Yeti Analyst Quiet Period Ends Just in Time for the Holidays

(Bloomberg) -- Yeti Holdings Inc., the maker of pricey, durable coolers and beverage holders, among other outdoorsy gear and apparel, may get a chance to rebound from a sluggish debut on Wall Street as a round of sell-side analysts likely weigh in with their opinions of the company and its stock.

On Nov. 19, initiations are likely to be published by lead underwriters Bank of America Corp., Morgan Stanley and Jefferies Financial Group Inc. as the quiet period expires for analysts. Banks that manage an initial public offering tend to be more bullish on a company’s prospects. Other banks that had a hand in taking the Austin, Texas-based company public include Baird, Piper Jaffray, Citigroup, Goldman Sachs & Co., KeyBanc Capital Markets, William Blair, Raymond James, Stifel and Academy Securities.
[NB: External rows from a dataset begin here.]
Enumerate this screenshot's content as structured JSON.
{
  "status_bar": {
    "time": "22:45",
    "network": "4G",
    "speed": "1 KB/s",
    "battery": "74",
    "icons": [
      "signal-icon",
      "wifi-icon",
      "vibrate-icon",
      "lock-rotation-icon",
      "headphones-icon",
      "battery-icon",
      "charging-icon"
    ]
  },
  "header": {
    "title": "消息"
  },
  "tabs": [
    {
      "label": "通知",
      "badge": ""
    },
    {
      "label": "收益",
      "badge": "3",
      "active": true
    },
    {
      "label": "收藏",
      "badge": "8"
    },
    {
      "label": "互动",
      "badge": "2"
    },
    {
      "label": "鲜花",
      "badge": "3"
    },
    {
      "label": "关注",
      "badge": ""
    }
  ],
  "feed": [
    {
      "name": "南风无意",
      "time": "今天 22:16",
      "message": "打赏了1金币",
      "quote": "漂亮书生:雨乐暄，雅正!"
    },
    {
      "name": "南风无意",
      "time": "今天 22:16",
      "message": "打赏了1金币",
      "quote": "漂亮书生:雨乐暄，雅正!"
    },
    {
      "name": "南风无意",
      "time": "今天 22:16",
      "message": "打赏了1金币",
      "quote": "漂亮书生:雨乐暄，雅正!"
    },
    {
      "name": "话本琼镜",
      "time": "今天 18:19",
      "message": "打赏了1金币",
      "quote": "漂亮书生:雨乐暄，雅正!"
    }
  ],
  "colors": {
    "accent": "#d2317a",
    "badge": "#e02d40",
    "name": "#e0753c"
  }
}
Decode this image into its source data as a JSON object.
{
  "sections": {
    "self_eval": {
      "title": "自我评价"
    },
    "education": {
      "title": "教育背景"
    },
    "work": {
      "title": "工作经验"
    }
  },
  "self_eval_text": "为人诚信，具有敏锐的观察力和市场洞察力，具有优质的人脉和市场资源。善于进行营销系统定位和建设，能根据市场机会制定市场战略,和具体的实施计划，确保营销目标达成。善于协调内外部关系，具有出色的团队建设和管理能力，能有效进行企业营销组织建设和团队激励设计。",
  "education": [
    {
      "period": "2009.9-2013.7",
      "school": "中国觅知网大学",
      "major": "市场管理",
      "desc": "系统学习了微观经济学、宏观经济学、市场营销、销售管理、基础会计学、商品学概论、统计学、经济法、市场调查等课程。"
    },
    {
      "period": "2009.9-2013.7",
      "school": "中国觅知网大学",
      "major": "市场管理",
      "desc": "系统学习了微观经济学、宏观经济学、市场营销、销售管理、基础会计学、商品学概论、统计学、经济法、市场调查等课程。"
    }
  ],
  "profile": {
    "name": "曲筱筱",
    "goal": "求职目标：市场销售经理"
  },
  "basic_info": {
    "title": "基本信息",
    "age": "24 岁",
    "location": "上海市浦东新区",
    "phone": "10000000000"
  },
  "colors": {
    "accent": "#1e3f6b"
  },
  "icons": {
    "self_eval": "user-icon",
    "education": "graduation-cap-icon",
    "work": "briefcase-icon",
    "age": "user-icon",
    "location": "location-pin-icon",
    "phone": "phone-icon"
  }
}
Yeti, which went public on Oct. 24, initially submitted an IPO application to the Securities Exchange Committee in 2016, but that filing was withdrawn in March of this year, with Yeti citing market conditions.

But when Yeti did finally offer its shares to the public last month after a September application, conditions apparently hadn’t improved all that much. At least not for a cooler company. It sold fewer shares than expected (16 million versus the 20 million marketed range) and at a lower-than-hoped share price ($18 each versus an expected $19 to $21).

Yeti Analyst Quiet Period Ends Just in Time for the Holidays

Shares have fallen even more since the debut. Perhaps investors were looking at the company’s financials. Yeti’s 2017 net income and net sales dropped to about $15 million and $639 million, respectively, from $49 million and $819 million just a year earlier. But Yeti appears to have had a better start in 2018, with six-month net income of $15.6 million on net sales of $342 million.

Meanwhile, Yeti is banking on Santa being kind in the second half of the year, delivering lots of $35 Yeti beverage holders or $300 backpacks to good boys and girls everywhere.